Hopes for treatments of other cancers
Past trials employing other CAR-T cells, saw remission in about 60% of previously untreatable adult lymphoma cases and in approximately 80% of pediatric patients with resistant leukemia. Scientists hope this trial will prompt the development of new CAR-T therapies and lead to the eventual treatment of other forms of cancer.
“We believe our ability to support on-campus clinical trials will lead to multiple similar efforts in the near future by other Gates Center researchers in other disciplines, and continue to bolster the reputation of the Gates Biomanufacturing Facility and CU Anschutz as a leader in the manufacture and administration of academic and commercial cellular therapies,” said CU School of Medicine Dean John J. Reilly, Jr., MD.
The Gates Biomanufacturing Facility was launched just five years ago.
“The goal was to develop and produce clinical grade biological products and cellular therapies from bench research through trials to patient care,” said Diane Gates Wallach, co-chair of the Gates Center Advisory Board. “The UCD19 trial is a huge milestone. It shows we can deliver, offering real results and hope for patients and their families. Congratulations to the entire team.”
Pidcoke is now back at work as chief medical research officer at Colorado State University. She looks forward to kayaking again and roaming the foothills with her husband and dog near her home outside Fort Collins.
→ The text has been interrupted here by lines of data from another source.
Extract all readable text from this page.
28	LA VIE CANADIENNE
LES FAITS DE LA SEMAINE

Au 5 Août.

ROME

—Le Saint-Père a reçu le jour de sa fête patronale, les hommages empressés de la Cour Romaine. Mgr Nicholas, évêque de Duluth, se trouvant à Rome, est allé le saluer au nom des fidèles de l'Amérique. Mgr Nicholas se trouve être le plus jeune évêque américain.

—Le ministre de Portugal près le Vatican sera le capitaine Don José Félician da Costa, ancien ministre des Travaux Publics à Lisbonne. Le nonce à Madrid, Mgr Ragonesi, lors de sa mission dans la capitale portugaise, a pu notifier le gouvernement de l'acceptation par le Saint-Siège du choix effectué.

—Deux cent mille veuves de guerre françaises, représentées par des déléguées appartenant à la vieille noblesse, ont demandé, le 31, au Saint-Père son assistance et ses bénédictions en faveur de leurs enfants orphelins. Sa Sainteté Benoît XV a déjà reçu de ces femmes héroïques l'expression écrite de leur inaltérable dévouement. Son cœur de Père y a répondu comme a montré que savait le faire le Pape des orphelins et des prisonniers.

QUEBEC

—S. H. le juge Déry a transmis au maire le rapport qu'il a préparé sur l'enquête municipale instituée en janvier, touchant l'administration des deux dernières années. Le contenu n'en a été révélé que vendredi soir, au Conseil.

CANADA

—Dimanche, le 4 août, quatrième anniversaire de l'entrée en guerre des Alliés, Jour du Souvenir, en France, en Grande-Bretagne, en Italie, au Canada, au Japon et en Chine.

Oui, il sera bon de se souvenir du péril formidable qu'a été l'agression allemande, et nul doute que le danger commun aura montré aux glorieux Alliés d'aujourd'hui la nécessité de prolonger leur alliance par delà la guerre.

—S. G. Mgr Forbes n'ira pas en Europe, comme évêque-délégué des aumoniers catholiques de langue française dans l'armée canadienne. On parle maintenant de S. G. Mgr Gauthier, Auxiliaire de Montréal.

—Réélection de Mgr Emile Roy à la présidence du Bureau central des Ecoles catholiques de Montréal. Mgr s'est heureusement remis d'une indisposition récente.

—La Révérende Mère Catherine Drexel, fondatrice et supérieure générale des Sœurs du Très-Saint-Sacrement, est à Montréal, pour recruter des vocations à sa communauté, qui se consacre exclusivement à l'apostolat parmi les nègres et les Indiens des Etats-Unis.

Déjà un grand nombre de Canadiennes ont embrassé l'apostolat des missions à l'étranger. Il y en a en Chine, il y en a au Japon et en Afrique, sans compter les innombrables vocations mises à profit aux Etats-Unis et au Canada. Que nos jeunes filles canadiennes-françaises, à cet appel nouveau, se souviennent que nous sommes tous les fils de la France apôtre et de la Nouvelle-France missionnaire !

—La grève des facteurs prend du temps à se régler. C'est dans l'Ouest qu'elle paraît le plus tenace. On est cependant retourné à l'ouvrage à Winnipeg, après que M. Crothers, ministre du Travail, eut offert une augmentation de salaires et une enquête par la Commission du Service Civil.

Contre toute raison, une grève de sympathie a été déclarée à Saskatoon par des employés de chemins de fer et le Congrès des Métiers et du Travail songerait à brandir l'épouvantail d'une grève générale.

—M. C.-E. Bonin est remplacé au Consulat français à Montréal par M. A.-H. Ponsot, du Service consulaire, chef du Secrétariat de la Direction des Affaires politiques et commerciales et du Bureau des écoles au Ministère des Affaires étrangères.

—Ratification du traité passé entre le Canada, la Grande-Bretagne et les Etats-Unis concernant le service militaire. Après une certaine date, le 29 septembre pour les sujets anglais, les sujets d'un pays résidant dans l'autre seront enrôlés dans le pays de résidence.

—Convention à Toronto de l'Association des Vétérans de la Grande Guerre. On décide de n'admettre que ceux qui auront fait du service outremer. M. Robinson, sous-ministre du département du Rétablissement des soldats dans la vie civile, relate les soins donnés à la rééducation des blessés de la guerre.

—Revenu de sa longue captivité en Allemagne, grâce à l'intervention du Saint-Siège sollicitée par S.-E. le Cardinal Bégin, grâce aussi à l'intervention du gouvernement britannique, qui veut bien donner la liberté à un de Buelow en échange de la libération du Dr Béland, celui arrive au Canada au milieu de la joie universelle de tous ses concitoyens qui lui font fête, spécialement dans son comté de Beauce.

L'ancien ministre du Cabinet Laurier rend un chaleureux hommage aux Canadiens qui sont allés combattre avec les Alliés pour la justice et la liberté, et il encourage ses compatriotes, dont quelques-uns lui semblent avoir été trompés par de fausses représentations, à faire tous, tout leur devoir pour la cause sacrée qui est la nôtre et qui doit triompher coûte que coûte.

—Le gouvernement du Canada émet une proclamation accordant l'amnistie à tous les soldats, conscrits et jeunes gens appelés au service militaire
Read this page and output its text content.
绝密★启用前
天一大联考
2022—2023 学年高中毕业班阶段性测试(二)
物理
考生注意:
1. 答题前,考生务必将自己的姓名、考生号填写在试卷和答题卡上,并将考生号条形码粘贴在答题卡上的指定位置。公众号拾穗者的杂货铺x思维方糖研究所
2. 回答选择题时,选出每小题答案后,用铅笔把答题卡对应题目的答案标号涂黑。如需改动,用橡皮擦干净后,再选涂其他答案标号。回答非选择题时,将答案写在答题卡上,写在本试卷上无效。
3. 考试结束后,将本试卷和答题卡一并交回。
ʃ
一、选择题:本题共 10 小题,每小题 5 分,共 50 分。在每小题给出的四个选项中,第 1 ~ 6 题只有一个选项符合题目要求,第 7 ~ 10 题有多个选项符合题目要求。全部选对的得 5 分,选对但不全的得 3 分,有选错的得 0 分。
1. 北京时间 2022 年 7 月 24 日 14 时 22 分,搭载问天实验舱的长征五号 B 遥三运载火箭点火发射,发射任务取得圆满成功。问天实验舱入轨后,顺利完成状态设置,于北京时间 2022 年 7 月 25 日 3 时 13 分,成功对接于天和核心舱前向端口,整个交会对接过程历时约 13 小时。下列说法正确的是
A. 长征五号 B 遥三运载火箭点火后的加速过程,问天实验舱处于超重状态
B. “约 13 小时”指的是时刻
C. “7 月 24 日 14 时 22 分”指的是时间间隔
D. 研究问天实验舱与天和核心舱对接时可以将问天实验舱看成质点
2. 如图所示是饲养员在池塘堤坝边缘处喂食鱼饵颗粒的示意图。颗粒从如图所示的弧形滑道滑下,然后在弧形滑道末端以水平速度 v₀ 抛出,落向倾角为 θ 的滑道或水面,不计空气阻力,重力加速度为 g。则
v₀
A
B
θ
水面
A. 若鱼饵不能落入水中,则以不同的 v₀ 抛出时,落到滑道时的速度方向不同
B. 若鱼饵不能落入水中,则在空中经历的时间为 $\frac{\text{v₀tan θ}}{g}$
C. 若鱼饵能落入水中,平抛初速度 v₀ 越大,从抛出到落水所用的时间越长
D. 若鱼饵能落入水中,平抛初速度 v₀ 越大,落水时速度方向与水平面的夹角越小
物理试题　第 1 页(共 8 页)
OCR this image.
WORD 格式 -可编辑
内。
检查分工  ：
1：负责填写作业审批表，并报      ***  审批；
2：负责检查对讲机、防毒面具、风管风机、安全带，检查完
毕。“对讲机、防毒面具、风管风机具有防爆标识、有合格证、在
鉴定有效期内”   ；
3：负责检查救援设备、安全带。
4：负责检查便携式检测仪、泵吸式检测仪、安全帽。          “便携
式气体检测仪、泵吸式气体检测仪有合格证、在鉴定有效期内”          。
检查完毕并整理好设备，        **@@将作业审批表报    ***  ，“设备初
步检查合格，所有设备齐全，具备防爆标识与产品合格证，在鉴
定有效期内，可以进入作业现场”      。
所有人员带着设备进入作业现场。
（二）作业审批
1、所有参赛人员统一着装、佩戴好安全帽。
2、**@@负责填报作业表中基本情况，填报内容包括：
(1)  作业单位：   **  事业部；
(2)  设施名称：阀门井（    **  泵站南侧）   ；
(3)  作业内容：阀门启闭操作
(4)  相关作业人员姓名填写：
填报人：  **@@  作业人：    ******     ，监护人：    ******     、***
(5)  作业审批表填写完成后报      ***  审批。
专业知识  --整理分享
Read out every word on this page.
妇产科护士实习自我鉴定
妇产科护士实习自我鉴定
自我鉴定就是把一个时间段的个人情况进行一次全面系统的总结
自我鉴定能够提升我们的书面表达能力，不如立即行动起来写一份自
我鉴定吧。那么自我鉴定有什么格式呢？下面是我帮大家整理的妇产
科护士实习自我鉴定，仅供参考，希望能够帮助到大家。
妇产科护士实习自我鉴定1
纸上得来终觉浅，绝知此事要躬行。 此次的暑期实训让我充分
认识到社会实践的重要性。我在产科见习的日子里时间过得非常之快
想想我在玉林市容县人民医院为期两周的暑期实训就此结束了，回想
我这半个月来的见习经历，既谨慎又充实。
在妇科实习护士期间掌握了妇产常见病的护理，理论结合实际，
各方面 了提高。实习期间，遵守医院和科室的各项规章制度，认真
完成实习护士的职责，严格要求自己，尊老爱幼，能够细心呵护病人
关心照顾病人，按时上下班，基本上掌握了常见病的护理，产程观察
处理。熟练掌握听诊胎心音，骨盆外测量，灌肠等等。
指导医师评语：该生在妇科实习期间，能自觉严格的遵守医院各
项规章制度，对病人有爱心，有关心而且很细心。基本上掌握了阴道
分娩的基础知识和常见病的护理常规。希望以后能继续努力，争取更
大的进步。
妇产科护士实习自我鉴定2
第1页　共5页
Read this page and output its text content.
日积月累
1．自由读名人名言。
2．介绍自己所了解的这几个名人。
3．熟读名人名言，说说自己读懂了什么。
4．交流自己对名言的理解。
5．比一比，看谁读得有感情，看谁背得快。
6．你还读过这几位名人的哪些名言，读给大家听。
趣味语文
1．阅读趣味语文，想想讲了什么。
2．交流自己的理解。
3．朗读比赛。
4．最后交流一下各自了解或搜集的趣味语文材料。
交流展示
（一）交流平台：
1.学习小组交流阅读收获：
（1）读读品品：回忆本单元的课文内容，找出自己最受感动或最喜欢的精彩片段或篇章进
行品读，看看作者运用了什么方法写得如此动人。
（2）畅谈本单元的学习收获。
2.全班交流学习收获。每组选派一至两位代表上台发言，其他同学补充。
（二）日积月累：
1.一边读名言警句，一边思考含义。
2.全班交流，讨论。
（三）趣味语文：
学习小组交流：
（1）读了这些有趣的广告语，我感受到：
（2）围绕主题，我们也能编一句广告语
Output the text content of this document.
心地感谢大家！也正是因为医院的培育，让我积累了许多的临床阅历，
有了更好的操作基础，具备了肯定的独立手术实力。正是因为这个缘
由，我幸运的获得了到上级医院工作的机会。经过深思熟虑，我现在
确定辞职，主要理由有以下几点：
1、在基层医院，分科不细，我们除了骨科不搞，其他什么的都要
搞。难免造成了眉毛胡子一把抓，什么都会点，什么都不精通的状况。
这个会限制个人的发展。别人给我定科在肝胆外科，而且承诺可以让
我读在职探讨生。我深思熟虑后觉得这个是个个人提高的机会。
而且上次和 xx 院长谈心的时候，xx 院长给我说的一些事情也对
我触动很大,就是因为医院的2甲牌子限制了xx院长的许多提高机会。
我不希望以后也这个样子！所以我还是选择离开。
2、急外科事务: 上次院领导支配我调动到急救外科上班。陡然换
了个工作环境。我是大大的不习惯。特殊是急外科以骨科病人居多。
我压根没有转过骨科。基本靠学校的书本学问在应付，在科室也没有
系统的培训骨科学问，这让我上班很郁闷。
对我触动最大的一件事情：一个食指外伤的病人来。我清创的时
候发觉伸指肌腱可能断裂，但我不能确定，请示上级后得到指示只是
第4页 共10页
She has no symptoms and feels `wonderful.’
“I have had just fantastic doctors who have been warriors with me in meeting this challenge and I know they will be there again if necessary,” she said. “I have learned to live in the moment and not let the good moments of today be overshadowed by what could happen in the future.”
And those cells?
“The cells worked beautifully,” she said.